Sobreposição

Olha pra isso, Dudu. A carne esta derretendo no espeto . A gordurinha não se segura. Humm. Você gosta de carne? É muito boa né, com uma farinhazinha. Deu água na boca. Como está a Silvia. Ela está bem? Faz muito tempo que não vejo. É verdade que casou? Nem acredito, com aquele homem feio. É verdade. Muito antipático. Você acha. Só pode ser pela grana. Sempre gostou de vida boa. Só pelo dinheiro. Sei lá também. Nunca se sabe. Talvez, não. Ela era diferente. Põe mais farinha. Coloca pimenta também. Ela era mais velha que eu. Burrinha que só, hummm. Que delicia. Gosto assim, mal passada. Fica melhor, não perde o suco.

Fui o primeiro.
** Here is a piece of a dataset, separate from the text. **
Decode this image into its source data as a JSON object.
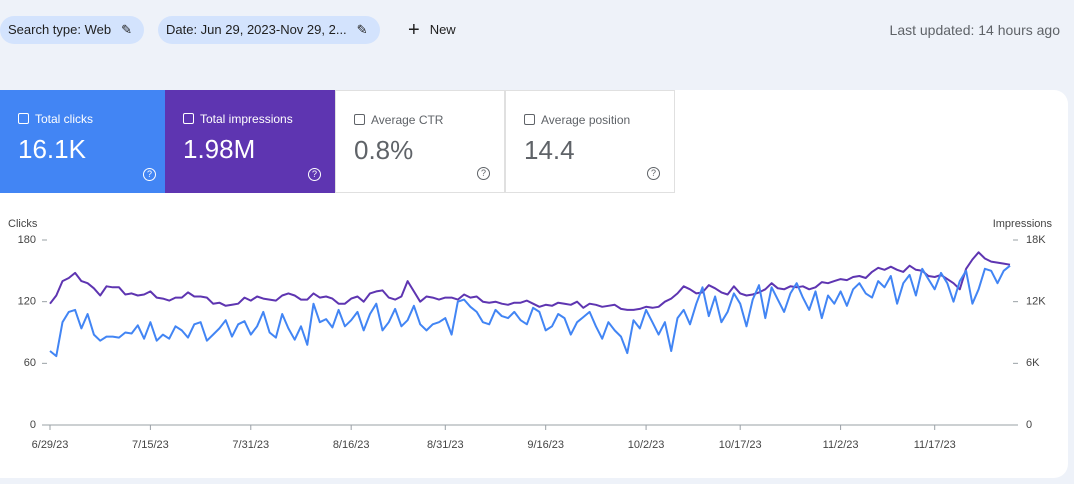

Era jovem. Durou um ano, talvez. Mas me enchi dela. Muito superficial. Não. Gostava não. Papo vazio. Cadê o pano, Julinha? Limpa o chão aqui filha. Chama a mamãe, lá. Fala pra ela que água já está fervendo.
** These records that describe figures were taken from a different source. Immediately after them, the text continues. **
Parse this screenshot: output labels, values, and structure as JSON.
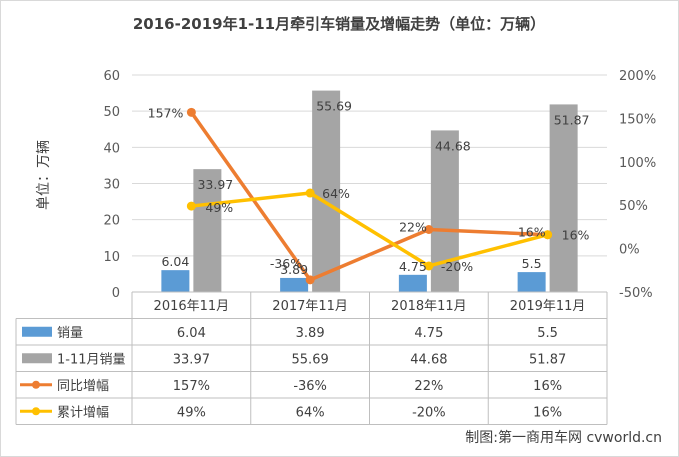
{
  "chart_data": {
    "type": "bar",
    "title": "2016-2019年1-11月牵引车销量及增幅走势（单位：万辆）",
    "ylabel": "单位：万辆",
    "categories": [
      "2016年11月",
      "2017年11月",
      "2018年11月",
      "2019年11月"
    ],
    "ylim": [
      0,
      60
    ],
    "y_ticks": [
      "0",
      "10",
      "20",
      "30",
      "40",
      "50",
      "60"
    ],
    "y2lim": [
      -50,
      200
    ],
    "y2_ticks": [
      "-50%",
      "0%",
      "50%",
      "100%",
      "150%",
      "200%"
    ],
    "grid": true,
    "legend": "table",
    "series": [
      {
        "name": "销量",
        "type": "bar",
        "axis": "left",
        "color": "#5b9bd5",
        "values": [
          6.04,
          3.89,
          4.75,
          5.5
        ],
        "labels": [
          "6.04",
          "3.89",
          "4.75",
          "5.5"
        ]
      },
      {
        "name": "1-11月销量",
        "type": "bar",
        "axis": "left",
        "color": "#a5a5a5",
        "values": [
          33.97,
          55.69,
          44.68,
          51.87
        ],
        "labels": [
          "33.97",
          "55.69",
          "44.68",
          "51.87"
        ]
      },
      {
        "name": "同比增幅",
        "type": "line",
        "axis": "right",
        "color": "#ed7d31",
        "values": [
          157,
          -36,
          22,
          16
        ],
        "labels": [
          "157%",
          "-36%",
          "22%",
          "16%"
        ]
      },
      {
        "name": "累计增幅",
        "type": "line",
        "axis": "right",
        "color": "#ffc000",
        "values": [
          49,
          64,
          -20,
          16
        ],
        "labels": [
          "49%",
          "64%",
          "-20%",
          "16%"
        ]
      }
    ],
    "table": {
      "rows": [
        [
          "6.04",
          "3.89",
          "4.75",
          "5.5"
        ],
        [
          "33.97",
          "55.69",
          "44.68",
          "51.87"
        ],
        [
          "157%",
          "-36%",
          "22%",
          "16%"
        ],
        [
          "49%",
          "64%",
          "-20%",
          "16%"
        ]
      ]
    },
    "credit": "制图:第一商用车网 cvworld.cn"
  }
}
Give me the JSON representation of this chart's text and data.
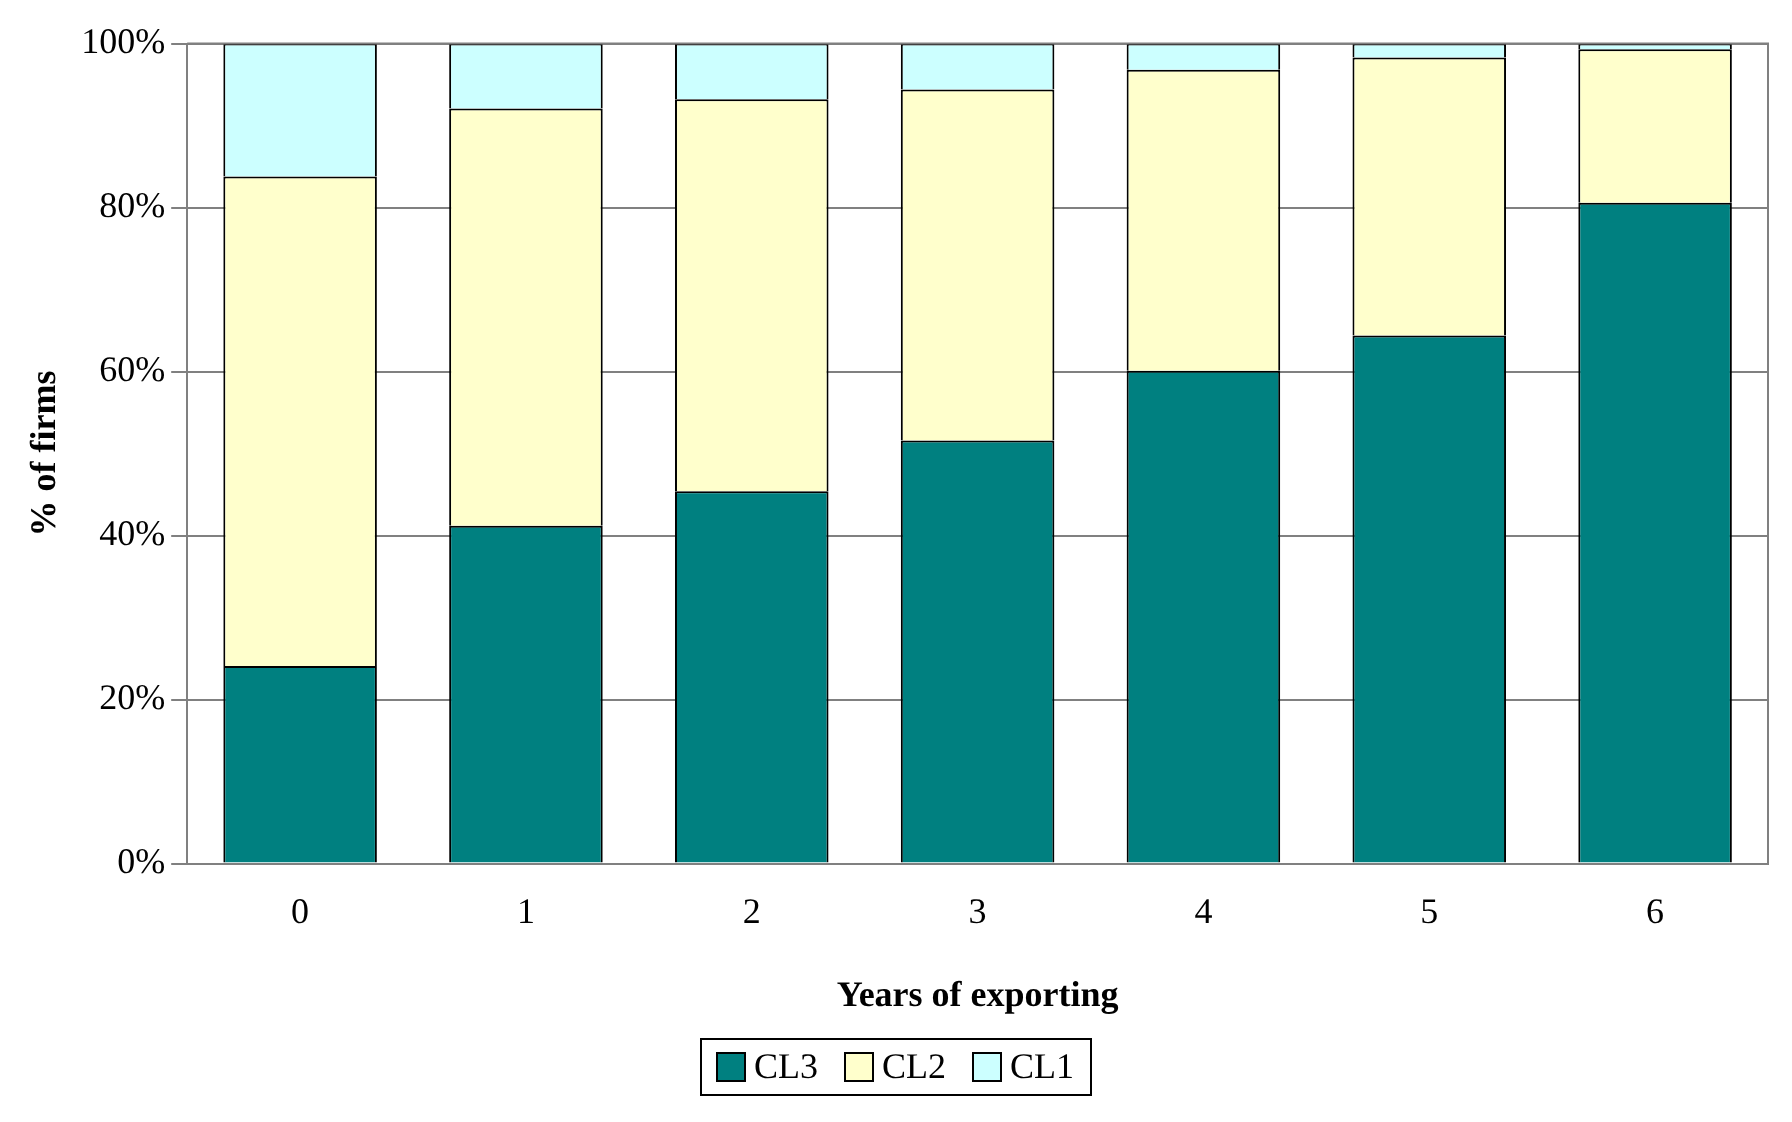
{
  "chart_data": {
    "type": "bar",
    "stacked": true,
    "xlabel": "Years of exporting",
    "ylabel": "% of firms",
    "categories": [
      "0",
      "1",
      "2",
      "3",
      "4",
      "5",
      "6"
    ],
    "series": [
      {
        "name": "CL3",
        "color": "#008080",
        "values": [
          24.1,
          41.2,
          45.4,
          51.6,
          60.1,
          64.4,
          80.6
        ]
      },
      {
        "name": "CL2",
        "color": "#ffffcc",
        "values": [
          59.7,
          50.9,
          47.8,
          42.8,
          36.7,
          33.9,
          18.7
        ]
      },
      {
        "name": "CL1",
        "color": "#ccffff",
        "values": [
          16.2,
          7.9,
          6.8,
          5.6,
          3.2,
          1.7,
          0.7
        ]
      }
    ],
    "ylim": [
      0,
      100
    ],
    "yticks": [
      {
        "value": 0,
        "label": "0%"
      },
      {
        "value": 20,
        "label": "20%"
      },
      {
        "value": 40,
        "label": "40%"
      },
      {
        "value": 60,
        "label": "60%"
      },
      {
        "value": 80,
        "label": "80%"
      },
      {
        "value": 100,
        "label": "100%"
      }
    ],
    "grid": "y",
    "legend": "bottom"
  }
}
Espera um pouco, Dudu. Deixa a menina sair. Já já conversamos. Já ta bom filhinha, pode levar o pano pra lá. Papai te ama. Linda né? Onze anos, nem acredito. Mas então. Ficamos um ano junto, mas ela nunca esqueceu o ex. Nem gostava. Orgulho ferido. Tudo neurose. Apego. Amor mesmo não tinha. A vida é curta. Queria que eu esperasse esquecer. Não. E tinha aquela fartura toda. Não dava pra filosofar naquele tempo.

Depois na faculdade conheci Mariana e tudo esfriou. Era outra louca. Demorei a me escapar dela. Come mais. Tem que aproveitar, Dudu. Segunda feira é batente. Paulinho, traz um cerveja pra mim, filho. Te confesso que não estou acreditando que Silvia casou. Sabe que ela me procurou há uns dois anos. Queria conversar. Não tive coragem. disse que ainda pensava em mim. Foi um soco no estômago, imagina nessas alturas. Já é tarde. Olha o tamanho de meus filhos. Fiquei muito tentado. Nosso romance foi tão rápido e na época nem foi tão importante. Foi se tornando com o tempo. Engraçado como são as coisas. A gente muda tanto de opinião durante a vida. Acho que eu era muito desconectado que não via como eram as coisas. Obrigado, Paulinho. Já preparou a salada, filho? Põe bastante vinagre.

Vamos entrar, Dudu. Ta frio aqui fora. Lembro do corpo dela. que gostoso olhar durante o banho, ou dormindo de camisolinha. Ai, dudu que merda isso. Mariiiina, Sirva um pouco dessa salada pra gente. Não fica velha, né. Quinze anos juntos.

Já passamos poucas e boas, lembra quando ela descobriu aquele rolo. Foi feroz aquele tempo. Quase pirei. Mas tudo passou. Sosseguei e as coisas resolveram. De vez em quando quer falar quando fica insegura. Essas coisas elas não esquece. Te invejo, conseguir ficar solteiro, sozinho, dando conta de você. Parece que não, mas em certos momentos queria ter sua vida. Só as vezes. Quando vejo tudo, ai dou conta, percebo que vale a pena. Claro, tem esses momentos, que tudo parece pouco. Olha pra isso...Não é bonito, tudo isso?

Nesse verão quero pintar a casa. Trocar o gramado, cuidar mais. Deixo tudo parado. Dedicar, sabe. Não custa nada. A mulher gosta, Dudu. E tenho ótimos ganhos nas noites. Uma coisinha ali, outra acular e fica mais suportável viver junto.

Nem sei se é amor o que sinto. Mas me acalma. Fico mais seguro com ela. Quando estava solteiro fazia muita merda. Vou preparar uma caipirinha. Tá afim? Quer que faço uma pra você? Mariiina, onde você colocou o limão? Vodka ou cachaça, Dudu. Sempre gostei com cachaça. Pra mim bate rápido. Pra você, vodka. Sei que é um cara chic. Você sempre foi sofisticado, eu não. Muito franco pra ser dá alta. Olha só a sua camisa. Acho que nunca tive uma camisa dessas. Mas fica bem em você. Quer mais carne. Daqui a pouco cantaremos o parabéns. Quinze anos de casado. E ainda faço festas, não é foda, Dudu. Somos muito perversos com a gente mesmo.